Marseille, Nantes, Brest, Nancy, Lille : des maires ne veulent pas de Patrick Bruel en concert
Patrick Bruel est visé par quatre enquêtes pour viols en France et une enquête judiciaire en Belgique pour agression sexuelle. Au moins 12 plaintes, dont cinq pour viols, visent l’interprète de Casser la voix et Place des grands hommes.
La pression augmente pour Patrick Bruel, actuellement visé par quatre enquêtes pour viols en France et une enquête judiciaire en Belgique pour agression sexuelle. Alors que le chanteur s’apprête à débuter une tournée le 16 juin au Cirque d’Hiver à Paris, suivie de plusieurs concerts dans des villes françaises, suisses et belges, plusieurs maires ont exprimé leur souhait qu’il annule ses spectacles dans les dernières heures.
Au Canada, les trois concerts programmés en décembre ont déjà été annulés par l’agence événementielle Gestev, responsable de l’organisation. Celle-ci a justifié cette décision en raison « du contexte actuel et de l’impossibilité d’assurer la promotion ».

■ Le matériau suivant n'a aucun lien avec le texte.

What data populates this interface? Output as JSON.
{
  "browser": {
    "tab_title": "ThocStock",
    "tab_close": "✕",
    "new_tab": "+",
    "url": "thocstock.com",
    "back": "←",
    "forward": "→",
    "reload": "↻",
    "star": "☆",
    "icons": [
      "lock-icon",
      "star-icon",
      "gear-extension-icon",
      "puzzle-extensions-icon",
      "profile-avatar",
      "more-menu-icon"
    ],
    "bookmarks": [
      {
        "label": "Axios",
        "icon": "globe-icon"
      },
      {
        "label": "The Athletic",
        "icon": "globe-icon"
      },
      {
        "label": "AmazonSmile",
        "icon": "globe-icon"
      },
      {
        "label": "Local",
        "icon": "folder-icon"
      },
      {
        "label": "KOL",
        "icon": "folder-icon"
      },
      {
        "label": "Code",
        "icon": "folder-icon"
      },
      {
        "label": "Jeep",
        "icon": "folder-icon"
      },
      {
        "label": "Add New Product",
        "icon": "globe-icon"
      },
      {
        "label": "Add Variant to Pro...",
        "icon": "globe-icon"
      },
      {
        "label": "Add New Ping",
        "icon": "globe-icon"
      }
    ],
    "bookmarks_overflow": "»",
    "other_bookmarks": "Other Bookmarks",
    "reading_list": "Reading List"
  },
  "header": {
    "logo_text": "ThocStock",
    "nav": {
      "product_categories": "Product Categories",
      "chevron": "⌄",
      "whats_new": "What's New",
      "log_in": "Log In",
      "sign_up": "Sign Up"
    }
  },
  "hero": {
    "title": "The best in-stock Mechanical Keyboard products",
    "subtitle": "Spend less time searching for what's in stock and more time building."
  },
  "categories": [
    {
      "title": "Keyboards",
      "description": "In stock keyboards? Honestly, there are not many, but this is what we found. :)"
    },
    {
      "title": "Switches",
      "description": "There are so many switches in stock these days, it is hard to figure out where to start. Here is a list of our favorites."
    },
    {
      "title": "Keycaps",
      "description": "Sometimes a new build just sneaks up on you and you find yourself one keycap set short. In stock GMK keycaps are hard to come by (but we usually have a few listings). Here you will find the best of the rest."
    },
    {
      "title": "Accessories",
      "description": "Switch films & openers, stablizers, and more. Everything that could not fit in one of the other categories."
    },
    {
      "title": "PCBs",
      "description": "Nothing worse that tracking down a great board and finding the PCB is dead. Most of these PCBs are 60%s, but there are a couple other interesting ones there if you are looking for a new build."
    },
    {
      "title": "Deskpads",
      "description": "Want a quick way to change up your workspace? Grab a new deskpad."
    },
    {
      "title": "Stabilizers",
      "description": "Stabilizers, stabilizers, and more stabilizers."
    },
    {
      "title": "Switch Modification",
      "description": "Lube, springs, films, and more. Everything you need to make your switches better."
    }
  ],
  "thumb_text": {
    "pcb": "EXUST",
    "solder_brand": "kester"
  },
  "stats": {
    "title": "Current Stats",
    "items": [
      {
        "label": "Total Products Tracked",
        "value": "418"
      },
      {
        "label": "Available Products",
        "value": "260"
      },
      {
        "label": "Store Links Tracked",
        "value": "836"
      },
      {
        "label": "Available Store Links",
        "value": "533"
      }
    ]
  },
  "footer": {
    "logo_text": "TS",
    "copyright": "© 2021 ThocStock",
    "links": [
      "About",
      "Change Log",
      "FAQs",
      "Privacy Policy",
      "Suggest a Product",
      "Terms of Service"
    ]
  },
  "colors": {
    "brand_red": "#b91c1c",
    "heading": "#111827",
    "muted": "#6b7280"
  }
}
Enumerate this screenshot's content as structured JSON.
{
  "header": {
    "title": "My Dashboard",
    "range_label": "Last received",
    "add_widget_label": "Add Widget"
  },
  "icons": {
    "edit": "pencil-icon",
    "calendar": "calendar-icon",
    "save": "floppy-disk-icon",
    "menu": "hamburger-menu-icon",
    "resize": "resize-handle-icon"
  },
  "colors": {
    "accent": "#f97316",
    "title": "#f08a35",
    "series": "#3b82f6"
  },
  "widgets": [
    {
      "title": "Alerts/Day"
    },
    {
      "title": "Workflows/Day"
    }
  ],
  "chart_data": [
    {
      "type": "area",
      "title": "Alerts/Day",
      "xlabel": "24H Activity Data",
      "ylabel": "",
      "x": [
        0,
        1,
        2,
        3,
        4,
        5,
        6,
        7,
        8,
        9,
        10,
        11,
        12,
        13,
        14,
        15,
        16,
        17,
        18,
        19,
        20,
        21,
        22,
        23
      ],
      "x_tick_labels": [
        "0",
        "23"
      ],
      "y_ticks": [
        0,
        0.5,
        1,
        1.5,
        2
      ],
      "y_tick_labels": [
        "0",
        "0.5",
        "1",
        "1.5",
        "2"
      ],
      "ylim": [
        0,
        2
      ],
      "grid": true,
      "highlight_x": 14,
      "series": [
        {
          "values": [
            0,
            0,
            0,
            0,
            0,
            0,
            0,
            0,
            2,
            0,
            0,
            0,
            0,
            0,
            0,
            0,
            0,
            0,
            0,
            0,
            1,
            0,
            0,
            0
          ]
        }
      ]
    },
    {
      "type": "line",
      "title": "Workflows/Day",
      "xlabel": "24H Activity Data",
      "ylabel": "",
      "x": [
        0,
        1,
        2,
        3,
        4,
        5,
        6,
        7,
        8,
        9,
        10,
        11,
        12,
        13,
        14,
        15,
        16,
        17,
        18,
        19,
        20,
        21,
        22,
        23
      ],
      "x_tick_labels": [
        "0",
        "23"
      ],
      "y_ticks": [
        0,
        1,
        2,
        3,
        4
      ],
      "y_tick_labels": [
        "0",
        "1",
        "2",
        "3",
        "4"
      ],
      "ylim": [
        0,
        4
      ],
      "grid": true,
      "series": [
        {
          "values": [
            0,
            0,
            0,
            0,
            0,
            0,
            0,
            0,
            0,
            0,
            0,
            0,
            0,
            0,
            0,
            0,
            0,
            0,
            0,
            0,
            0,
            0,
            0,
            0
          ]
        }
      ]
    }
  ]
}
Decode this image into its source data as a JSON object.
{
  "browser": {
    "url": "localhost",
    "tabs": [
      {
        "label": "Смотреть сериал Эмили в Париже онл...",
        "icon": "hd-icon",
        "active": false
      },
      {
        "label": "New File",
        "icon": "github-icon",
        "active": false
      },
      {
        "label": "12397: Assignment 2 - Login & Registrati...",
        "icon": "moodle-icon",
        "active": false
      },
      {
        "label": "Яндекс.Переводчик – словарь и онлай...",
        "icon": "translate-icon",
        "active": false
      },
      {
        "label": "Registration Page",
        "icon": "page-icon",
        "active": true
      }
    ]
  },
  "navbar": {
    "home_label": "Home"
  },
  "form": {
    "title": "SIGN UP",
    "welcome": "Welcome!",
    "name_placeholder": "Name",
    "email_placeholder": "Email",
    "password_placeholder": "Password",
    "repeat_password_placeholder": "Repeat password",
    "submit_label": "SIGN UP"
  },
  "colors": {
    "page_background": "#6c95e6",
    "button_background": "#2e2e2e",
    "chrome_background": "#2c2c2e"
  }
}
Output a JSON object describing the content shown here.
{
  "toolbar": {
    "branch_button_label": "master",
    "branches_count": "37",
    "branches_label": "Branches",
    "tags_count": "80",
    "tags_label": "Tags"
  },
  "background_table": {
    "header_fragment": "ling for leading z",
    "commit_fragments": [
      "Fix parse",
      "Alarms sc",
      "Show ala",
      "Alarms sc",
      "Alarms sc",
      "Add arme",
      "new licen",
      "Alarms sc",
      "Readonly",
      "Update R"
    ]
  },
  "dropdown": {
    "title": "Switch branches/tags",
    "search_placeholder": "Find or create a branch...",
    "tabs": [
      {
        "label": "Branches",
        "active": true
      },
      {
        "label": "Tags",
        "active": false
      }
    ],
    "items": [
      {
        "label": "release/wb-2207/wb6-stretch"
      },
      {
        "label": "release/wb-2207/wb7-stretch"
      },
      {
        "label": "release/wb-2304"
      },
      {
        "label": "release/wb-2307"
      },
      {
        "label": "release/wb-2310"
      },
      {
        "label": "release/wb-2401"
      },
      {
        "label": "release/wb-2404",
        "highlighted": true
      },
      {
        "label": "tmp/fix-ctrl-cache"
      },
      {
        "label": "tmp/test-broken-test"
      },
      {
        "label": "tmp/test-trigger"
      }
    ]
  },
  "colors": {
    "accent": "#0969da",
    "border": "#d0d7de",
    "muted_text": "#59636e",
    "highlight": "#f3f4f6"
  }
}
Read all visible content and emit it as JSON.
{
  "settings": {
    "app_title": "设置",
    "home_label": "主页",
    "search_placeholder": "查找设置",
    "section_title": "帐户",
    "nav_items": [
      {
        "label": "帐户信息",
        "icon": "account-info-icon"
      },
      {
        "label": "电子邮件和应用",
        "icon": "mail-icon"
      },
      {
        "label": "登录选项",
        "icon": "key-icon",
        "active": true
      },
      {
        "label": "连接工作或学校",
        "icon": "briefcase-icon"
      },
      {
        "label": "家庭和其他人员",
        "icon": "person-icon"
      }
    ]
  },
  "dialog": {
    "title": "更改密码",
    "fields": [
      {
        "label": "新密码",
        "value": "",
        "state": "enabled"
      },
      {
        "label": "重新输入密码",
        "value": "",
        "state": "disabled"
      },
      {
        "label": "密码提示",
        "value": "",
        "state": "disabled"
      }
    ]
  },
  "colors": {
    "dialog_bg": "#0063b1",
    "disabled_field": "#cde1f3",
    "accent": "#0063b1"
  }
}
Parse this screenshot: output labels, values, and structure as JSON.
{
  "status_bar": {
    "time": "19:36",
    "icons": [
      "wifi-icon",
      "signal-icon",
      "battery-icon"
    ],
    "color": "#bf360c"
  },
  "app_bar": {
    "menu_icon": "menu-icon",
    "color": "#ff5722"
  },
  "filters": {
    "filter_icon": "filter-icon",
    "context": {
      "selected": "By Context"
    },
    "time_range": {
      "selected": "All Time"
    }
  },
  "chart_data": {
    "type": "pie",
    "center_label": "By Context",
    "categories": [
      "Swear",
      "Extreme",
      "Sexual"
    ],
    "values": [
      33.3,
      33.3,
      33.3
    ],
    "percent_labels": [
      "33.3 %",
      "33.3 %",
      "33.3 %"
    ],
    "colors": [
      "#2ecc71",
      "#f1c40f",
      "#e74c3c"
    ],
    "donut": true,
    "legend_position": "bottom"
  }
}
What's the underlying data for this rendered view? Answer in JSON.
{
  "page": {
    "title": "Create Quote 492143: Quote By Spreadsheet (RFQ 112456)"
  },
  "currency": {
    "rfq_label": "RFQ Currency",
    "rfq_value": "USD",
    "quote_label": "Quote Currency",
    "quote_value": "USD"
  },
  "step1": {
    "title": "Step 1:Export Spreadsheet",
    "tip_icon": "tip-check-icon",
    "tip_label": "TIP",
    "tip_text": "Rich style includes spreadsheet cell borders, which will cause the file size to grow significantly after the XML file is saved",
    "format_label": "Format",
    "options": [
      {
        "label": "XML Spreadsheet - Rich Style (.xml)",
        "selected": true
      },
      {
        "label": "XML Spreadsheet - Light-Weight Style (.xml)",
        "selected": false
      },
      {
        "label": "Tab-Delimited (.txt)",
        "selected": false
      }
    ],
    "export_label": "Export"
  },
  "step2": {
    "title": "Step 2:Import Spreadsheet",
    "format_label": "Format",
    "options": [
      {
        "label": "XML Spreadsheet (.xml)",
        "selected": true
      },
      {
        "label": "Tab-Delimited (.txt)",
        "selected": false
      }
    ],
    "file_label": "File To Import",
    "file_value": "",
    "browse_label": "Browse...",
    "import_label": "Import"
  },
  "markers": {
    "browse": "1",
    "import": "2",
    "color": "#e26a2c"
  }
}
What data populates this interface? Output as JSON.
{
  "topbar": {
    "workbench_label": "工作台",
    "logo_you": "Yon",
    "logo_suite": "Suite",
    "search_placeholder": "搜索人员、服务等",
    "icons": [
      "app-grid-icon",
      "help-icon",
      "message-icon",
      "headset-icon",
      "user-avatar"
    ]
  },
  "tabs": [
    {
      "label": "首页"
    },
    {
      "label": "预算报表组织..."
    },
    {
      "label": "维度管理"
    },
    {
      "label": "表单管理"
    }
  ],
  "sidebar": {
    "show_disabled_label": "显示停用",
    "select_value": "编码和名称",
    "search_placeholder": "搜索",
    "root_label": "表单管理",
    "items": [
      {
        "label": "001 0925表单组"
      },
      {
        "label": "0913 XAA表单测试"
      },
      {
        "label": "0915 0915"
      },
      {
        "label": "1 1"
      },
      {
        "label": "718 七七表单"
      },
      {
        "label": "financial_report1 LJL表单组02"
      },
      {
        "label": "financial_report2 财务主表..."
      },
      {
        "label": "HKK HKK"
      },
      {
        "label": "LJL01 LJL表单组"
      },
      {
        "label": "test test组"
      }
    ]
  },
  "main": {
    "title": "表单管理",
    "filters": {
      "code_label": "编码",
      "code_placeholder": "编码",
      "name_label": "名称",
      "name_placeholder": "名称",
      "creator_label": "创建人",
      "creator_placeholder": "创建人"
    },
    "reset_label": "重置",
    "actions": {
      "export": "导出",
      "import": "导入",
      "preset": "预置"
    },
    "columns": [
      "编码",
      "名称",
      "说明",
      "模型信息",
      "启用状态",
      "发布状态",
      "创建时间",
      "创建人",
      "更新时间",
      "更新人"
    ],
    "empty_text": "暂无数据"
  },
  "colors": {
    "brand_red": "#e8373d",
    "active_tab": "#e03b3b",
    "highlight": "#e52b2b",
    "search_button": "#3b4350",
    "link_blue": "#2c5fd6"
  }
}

Mercredi, le maire de Paris, Emmanuel Grégoire (PS), a déclaré sur France 2 que Patrick Bruel devrait « mettre entre parenthèses sa carrière » et annuler lui-même son concert prévu le 8 octobre au Zénith de Paris. Une position similaire a été adoptée par le maire de Marseille, Benoît Payan (DVG), qui a demandé « par respect pour la parole des victimes » que l’artiste déprogramme son concert planifié pour le 30 octobre 2026, invoquant « la gravité des accusations portées ». Nicolas Isnard, maire LR de Salon-de-Provence et président de la métropole Aix-Marseille, a également exprimé son soutien à cette démarche, alors qu’un concert y est prévu le 4 juillet prochain.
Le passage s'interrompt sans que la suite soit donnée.